August 7 2018 – Vancouver, BC – The Forum for Millennial Leadership (FML) today released new opinion research conducted by Research Co, which sheds light on what different generations of B.C. voters are thinking in the leadup to municipal elections on October 20th.
“This municipal election is a renewal cycle, and it’s a generational awakening. People of all ages and beliefs want to see younger elected officials step up and take leadership,” said Gavin Dew, founder of FML.
The Forum for Millennial Leadership is a recently-launched non-partisan organization dedicated to strengthening the voice of the largest generation in Canada. FML helps to #ElectMillennials regardless of party, ideology, or level of government.
When asked to describe their current feelings about the future, younger and older British Columbians hold opposite views. 54% of 18-34 year olds are pessimistic, while 37% are optimistic. Meanwhile, 61% of people 55 or older are optimistic, and 31% are pessimistic.
British Columbians between 18 and 34 now see City Council as the level of government that impacts them most in their daily lives, with 59% viewing their local council as very impactful or moderately impactful, ahead of the federal (50%) and provincial (51%) governments. School Boards are seen as very or moderately impactful by 44% of 18-34 year olds, 35% of 35-54 year olds, and 28% of 55+.

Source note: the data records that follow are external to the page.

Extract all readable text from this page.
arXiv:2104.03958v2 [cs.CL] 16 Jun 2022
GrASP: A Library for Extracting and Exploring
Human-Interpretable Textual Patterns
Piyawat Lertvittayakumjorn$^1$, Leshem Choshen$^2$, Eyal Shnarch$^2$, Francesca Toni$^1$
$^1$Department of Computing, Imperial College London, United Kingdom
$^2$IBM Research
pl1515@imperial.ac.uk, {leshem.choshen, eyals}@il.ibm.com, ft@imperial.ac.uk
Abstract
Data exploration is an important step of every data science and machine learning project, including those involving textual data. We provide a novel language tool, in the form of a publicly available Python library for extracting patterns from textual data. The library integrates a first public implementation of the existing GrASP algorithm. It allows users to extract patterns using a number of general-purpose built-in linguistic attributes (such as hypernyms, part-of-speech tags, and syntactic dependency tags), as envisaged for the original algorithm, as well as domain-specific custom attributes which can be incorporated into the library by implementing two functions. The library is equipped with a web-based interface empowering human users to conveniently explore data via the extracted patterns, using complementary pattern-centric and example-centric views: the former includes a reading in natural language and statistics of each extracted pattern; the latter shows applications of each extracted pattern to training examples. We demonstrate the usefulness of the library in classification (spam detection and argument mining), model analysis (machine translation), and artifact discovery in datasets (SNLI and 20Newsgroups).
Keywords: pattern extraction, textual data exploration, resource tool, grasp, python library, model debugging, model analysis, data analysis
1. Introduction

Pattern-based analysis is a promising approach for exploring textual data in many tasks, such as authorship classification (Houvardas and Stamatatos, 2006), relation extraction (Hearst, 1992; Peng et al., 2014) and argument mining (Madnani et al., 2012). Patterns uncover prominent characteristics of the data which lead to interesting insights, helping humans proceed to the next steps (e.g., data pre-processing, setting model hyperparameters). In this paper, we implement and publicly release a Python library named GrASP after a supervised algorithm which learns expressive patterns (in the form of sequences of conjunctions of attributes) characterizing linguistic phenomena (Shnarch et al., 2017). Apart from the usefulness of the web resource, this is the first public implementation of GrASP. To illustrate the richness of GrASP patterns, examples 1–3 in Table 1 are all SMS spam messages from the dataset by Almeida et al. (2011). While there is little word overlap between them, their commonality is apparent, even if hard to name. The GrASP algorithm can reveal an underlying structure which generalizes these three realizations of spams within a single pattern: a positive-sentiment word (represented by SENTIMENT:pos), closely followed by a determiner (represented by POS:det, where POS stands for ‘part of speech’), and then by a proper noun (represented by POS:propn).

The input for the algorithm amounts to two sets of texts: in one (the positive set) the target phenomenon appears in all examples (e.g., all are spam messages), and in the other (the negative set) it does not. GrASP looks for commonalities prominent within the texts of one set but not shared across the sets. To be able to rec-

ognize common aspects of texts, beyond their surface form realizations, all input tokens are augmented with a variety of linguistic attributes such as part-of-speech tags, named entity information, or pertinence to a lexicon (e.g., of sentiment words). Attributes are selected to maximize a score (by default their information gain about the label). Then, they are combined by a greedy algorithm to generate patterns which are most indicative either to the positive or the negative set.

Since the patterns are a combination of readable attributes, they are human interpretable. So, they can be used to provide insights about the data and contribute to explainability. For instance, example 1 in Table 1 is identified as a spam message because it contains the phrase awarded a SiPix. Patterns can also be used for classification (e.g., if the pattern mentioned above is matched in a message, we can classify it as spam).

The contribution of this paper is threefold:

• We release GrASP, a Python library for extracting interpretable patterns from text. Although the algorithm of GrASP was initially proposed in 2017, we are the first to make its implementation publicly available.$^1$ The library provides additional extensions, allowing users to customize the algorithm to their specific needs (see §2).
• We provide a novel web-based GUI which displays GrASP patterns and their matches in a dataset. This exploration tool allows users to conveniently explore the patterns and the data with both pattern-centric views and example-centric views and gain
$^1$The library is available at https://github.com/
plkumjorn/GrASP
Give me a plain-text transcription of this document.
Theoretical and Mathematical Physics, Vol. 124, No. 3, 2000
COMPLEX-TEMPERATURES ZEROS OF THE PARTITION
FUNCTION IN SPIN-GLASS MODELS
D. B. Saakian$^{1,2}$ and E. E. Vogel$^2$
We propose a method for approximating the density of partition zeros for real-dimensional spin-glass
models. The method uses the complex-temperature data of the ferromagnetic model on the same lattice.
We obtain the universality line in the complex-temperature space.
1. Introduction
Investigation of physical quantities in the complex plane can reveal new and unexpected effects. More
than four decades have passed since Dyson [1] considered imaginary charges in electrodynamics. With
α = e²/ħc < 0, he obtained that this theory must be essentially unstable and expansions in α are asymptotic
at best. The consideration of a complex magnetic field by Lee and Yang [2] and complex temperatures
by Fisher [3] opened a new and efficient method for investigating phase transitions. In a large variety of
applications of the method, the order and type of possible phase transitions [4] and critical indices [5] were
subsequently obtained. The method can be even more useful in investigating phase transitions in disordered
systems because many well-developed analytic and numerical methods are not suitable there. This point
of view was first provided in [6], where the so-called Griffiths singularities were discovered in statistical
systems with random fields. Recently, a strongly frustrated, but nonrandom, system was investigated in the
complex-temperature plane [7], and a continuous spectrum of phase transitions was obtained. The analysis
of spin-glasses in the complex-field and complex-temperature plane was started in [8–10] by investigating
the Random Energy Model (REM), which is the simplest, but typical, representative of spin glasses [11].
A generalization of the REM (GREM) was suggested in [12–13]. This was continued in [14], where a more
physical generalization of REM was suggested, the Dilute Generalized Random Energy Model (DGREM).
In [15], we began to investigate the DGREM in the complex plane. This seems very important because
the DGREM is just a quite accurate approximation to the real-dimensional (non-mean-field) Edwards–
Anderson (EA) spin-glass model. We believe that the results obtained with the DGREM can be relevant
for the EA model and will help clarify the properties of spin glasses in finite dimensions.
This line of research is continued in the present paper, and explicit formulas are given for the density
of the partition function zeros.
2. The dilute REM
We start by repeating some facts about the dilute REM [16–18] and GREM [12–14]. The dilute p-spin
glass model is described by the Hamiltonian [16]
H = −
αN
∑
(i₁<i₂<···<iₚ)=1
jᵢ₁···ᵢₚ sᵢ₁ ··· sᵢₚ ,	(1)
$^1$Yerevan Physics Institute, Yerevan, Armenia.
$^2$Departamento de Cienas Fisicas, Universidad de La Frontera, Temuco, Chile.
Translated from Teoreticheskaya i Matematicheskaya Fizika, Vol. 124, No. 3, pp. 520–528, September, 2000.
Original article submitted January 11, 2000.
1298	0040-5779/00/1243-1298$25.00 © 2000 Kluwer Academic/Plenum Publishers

Despite seeing municipal government as important, younger people lack direct representation. “For example, there are 155 Mayors and Councillors in Metro Vancouver, and only a dozen are under 40 – in a region that has one of the highest concentrations of Millennials in Canada,” said Dew.
There is strong demand for a new generation of leaders. 75% of British Columbians agree or strongly agree that “younger people need to step up and take leadership in politics”, including an equal 77% of both 18-34 year olds and 55+ voters. That sentiment carries across the partisan spectrum, with support from 88% of people who voted for the BC Greens in 2017, 81% of those who voted for the BC Liberal Party, and 78% of those who voted NDP.
Among 18-34 year-olds, 67% believe “it’s my generation’s turn to lead,” a sentiment shared by 60% of 35-54 year olds. Meanwhile, only 23% of British Columbians over 55 believe it is their generation’s turn to lead, and 62% think it is not.
While there is widespread demand for younger political leadership, there is a confidence gap. Only 26% of 18-34 year olds believe that candidates their age are taken seriously, and 59% believe they are not.
“Millennials are the largest generation in Canada,” said Dew. “But we are disproportionately underrepresented at all levels of government. Waiting and complaining won’t change that. It’s time for Millennials to step up, take leadership, and carve out our place at the table.”
Results are based on an online study conducted by Research Co from July 30 to August 2, 2018, among 800 adults in British Columbia. The data has been statistically weighted according to Canadian census figures for age, gender and region in British Columbia. The margin of error—which measures sample variability—is +/- 3.5 percentage points, nineteen times out of twenty.